Egypt’s interim military rulers battled a reinvigorated protest movement calling for its ouster Sunday, as thousands of demonstrators forced troops to retreat from Tahrir Square for a second night in a row.
Many compared the breadth and intensity of the new battles for the square — the iconic heart of the Egyptian revolt and the Arab Spring — to the early days of the uprising against former President Hosni Mubarak, only this time the target of the protesters’ ire was the ruling military council and its leader, Field Marshal Mohamed Hussein Tantawi.
The military-led government’s attempts to beat back or squash the protests appeared to only redouble their strength. After using tear gas, rubber bullets and bird shot to beat back a day of continuous attacks on the headquarters of the interior ministry, hundreds of soldiers and security police in riot gear stormed the square from several directions at once at about 5 p.m., raining down rocks and tear gas as they drove thousands of demonstrators out before them.

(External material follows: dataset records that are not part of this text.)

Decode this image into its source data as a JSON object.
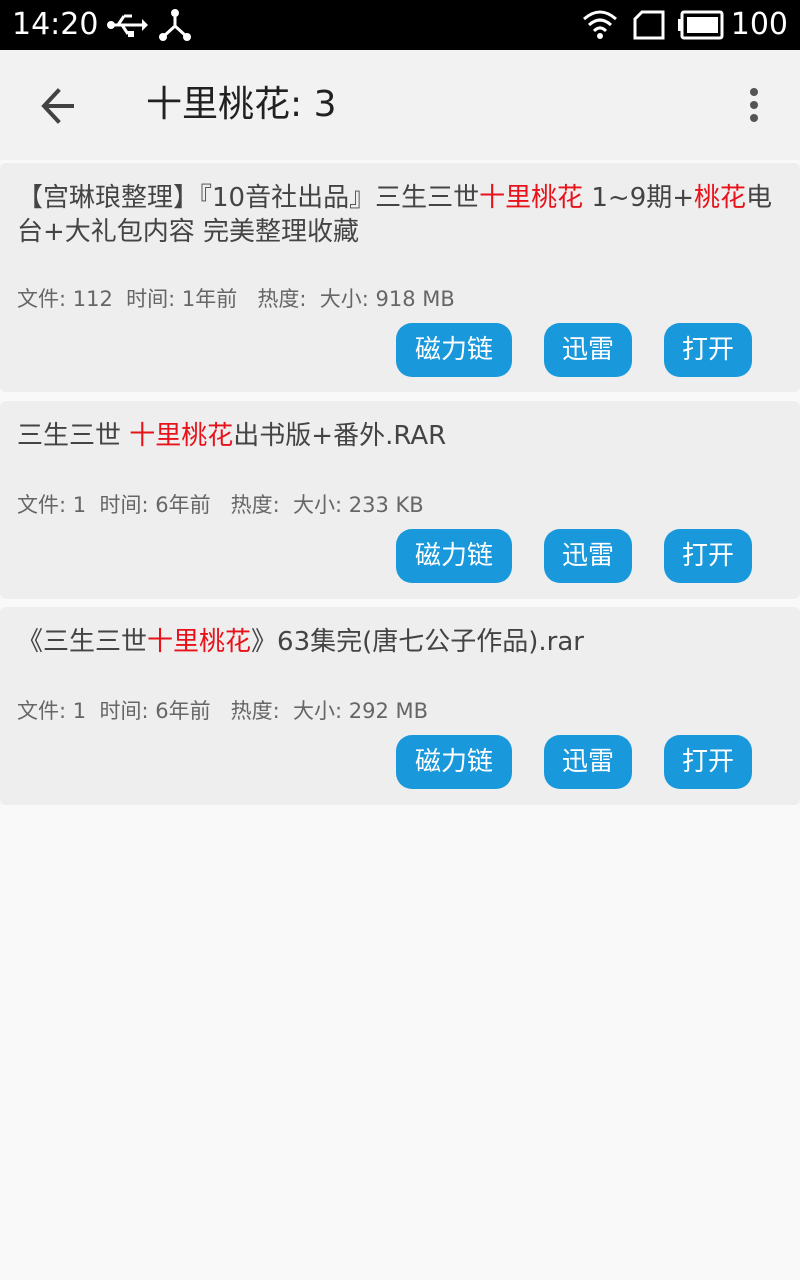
{
  "status_bar": {
    "time": "14:20",
    "battery": "100"
  },
  "app_bar": {
    "title": "十里桃花: 3"
  },
  "results": [
    {
      "title_segments": [
        {
          "text": "【宫琳琅整理】『10音社出品』三生三世",
          "hl": false
        },
        {
          "text": "十里桃花",
          "hl": true
        },
        {
          "text": " 1~9期+",
          "hl": false
        },
        {
          "text": "桃花",
          "hl": true
        },
        {
          "text": "电台+大礼包内容 完美整理收藏",
          "hl": false
        }
      ],
      "meta": "文件: 112  时间: 1年前   热度:  大小: 918 MB"
    },
    {
      "title_segments": [
        {
          "text": "三生三世 ",
          "hl": false
        },
        {
          "text": "十里桃花",
          "hl": true
        },
        {
          "text": "出书版+番外.RAR",
          "hl": false
        }
      ],
      "meta": "文件: 1  时间: 6年前   热度:  大小: 233 KB"
    },
    {
      "title_segments": [
        {
          "text": "《三生三世",
          "hl": false
        },
        {
          "text": "十里桃花",
          "hl": true
        },
        {
          "text": "》63集完(唐七公子作品).rar",
          "hl": false
        }
      ],
      "meta": "文件: 1  时间: 6年前   热度:  大小: 292 MB"
    }
  ],
  "actions": {
    "magnet": "磁力链",
    "thunder": "迅雷",
    "open": "打开"
  },
  "colors": {
    "accent": "#1a98dc",
    "highlight": "#e8121b"
  }
}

But after less than half an hour they had retreated, having succeeded only in burning down a few tents planed in the middle of the square. And after another half an hour the crowd of protestors had more than doubled, packing the square as ever more demonstrators marched in from all directions chanting for the end of military rule.
The protests against military rule spread to at least seven other cities, including Alexandria and Suez. The health ministry said at least three were killed Sunday, after one died Saturday, and the number of seriously injured grew to over 900. A makeshift field hospital the protestors had set up in a mosque near the square treated a steady stream of hundreds bloodied by birdshot and rubber bullets and recorded at least one of the fatalities.